Почему Аэций так делает? – поражались комесы и трибуны. Ведь он после победы так силен, а неприятель так ослаблен, что если затянуть войну, если перейти от обороны к нападению, то вестготов можно так прижать, что те с радостью согласятся на условия пятнадцатилетней давности! Но Аэций не намеревался объяснять подчиненным своих намерений, и они перестали ломать голову, удивленные и ошарашенные тем, что произошло после отправки Авита к вестготам. Почти каждый из них получил повышение в воинском чине и более знатный титул; кроме того, главнокомандующий собственноручно повесил на шею каждому цепь чистого золота со своим изображением, которое все тут же с искренним почтением поцеловали. Но и это еще было не все: двадцать слуг под началом гунна Траустилы внесли в комнату тяжелые мешки с солидами и серебряными силиквами, серебряные чаши и блюда, искусно выкованные шлемы, панцири и поножи. Каждый из комесов и трибунов, побуждаемый Аэцием, мог брать из всего этого то, что хотел. Кроме того, те, кто в последней битве был ранен или находился подле вождя, могли отправиться в его конюшни и выбрать там по два коня – и все без исключения были званы на пир, который в тот вечер префект претория Галлии давал в честь победоносного полководца. Пригласив на это пиршество каждого в отдельности, Аэций попрощался с соратниками и только одного Андевота попросил остаться. Все ушли удовлетворенные, славя непобедимого, которому они клялись верно служить до последнего дыхания, до последней капли крови в сильных, крепких телах! Весть о неслыханной щедрости вождя быстро облетела лагерь, но это не вызвало у солдат удивления: деканы еще с раннего утра ходили между рядами с мешками и в каждую протянутую ладонь клали блестящий желтый кружок, с которого одинаково суровым взором смотрели на гунна, на гота, на свева, на франка несколько округлые и выпуклые глаза Августы Плацидии.

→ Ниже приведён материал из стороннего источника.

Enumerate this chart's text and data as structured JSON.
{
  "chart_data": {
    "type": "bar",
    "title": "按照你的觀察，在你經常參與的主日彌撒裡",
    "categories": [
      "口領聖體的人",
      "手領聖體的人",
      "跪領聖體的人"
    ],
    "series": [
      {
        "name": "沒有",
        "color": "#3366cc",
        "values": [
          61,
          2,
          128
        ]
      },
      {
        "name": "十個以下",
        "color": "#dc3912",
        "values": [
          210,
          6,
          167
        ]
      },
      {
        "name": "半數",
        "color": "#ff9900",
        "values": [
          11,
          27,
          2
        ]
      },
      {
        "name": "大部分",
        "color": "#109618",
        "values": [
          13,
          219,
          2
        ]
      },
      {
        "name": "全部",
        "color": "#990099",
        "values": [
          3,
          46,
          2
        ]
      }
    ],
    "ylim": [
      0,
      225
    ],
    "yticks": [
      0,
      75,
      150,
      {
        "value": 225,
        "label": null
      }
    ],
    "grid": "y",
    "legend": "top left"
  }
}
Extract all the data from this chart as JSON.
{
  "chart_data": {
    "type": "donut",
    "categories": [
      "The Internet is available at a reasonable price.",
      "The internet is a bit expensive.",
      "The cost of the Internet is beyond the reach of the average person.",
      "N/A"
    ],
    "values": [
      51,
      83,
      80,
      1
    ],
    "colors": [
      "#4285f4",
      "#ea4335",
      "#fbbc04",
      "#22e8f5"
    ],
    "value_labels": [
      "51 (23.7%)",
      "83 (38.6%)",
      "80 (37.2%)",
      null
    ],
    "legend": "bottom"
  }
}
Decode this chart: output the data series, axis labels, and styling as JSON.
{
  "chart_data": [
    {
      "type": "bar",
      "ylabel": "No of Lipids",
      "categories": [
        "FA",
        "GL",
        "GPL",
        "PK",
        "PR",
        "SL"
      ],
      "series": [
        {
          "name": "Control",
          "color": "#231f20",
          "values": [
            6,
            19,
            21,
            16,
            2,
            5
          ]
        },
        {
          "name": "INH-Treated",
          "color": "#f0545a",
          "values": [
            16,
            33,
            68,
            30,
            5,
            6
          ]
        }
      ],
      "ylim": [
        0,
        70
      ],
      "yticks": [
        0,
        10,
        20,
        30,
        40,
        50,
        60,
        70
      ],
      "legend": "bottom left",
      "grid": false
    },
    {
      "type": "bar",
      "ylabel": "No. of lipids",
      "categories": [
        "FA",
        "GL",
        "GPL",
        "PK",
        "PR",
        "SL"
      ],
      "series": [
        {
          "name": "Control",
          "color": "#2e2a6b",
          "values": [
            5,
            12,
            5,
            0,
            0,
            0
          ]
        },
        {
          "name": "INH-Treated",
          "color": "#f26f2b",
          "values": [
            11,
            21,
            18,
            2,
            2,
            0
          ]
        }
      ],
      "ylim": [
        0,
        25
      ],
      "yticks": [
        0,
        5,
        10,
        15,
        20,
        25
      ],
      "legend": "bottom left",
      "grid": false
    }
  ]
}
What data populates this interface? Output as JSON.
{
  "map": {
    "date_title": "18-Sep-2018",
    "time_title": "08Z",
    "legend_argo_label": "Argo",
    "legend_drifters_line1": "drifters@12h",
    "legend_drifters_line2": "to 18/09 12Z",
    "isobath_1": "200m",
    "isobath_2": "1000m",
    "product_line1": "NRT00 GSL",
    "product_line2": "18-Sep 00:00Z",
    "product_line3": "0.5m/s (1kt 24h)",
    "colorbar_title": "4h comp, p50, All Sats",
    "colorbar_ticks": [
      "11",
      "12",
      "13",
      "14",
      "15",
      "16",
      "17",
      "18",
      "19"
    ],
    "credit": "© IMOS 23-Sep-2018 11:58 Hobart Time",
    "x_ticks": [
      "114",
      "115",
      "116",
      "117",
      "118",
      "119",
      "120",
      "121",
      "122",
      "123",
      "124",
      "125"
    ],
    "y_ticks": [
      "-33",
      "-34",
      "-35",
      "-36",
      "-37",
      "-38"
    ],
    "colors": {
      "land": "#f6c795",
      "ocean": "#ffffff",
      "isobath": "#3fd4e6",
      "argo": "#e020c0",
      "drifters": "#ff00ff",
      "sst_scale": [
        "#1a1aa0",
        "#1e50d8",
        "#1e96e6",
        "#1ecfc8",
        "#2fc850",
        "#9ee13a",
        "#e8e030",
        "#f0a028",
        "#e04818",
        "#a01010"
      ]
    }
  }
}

– Ты помнишь, кем ты был шесть лет назад, Андевот? – спросил Аэций.
Увешанный золотыми и серебряными отличиями варвар устремил на своего предводителя влюбленный взгляд.
– Никогда этого не забуду, господин мой, – ответил он грубым, несколько хриплым, но почти растроганным голосом. – Я был жалким пленником…
– А потом?
– Деканом в ауксилариях…
– А потом?
– Потом был год консульства императора Валентиниана… В том году до мая Андевот был все еще в ауксилариях, всего лишь центурионом, а после мая… – Он преклонил колено. – …после мая трибуном дворцовой гвардии… и даже трибуном личного отряда комеса! – воскликнул он со взрывом радостной благодарности.
– Хорошая у тебя память, Андевот. А кто ты ныне?
Больше уже не мог сдерживаться Андевот. Изо всех сил грохнул мощными кулаками в панцирь на груди, распираемой счастьем и гордостью.
– Нынче я комес!.. Соратник непобедимого…
– Солгал ты, Андевот. Ныне ты уже не соратник, а друг Аэция…
И положив ему ладонь на плечо, добавил:
– Отберешь триста человек…
– Ты сказал, господин…
– Но ни одного гунна…
Большие голубые глаза Андевота чуть не вылезли на лоб от удивления.
– Лучше одних готов… из дворцовой гвардии… тех, у кого жены и дети живут в Равенне…
– Твоя воля, господин…
– Но таких… знаешь?.. Самых надежных… Каждому дашь по три золотых… И по кувшину вина. И ныне же…
– Ныне же, господин…
– Отправишься с ними в Равенну. Найдешь там Астурия. Ты знаешь, где его искать. И скажешь ему: «Пора».
– Я скажу: «Пора».
Вторая ладонь Аэция легла на второе плечо Андевота.
– Я знаю, что вы с Астурием любите друг друга, но все равно поклянись мне, друг, что во всем, что он тебе скажет, ты будешь слушаться его так, как будто это приказал я… Клянись мне в этом самым дорогим и святым для тебя…
Андевот поднял к небу огненноволосую голову, красное лицо и большие голубые глаза.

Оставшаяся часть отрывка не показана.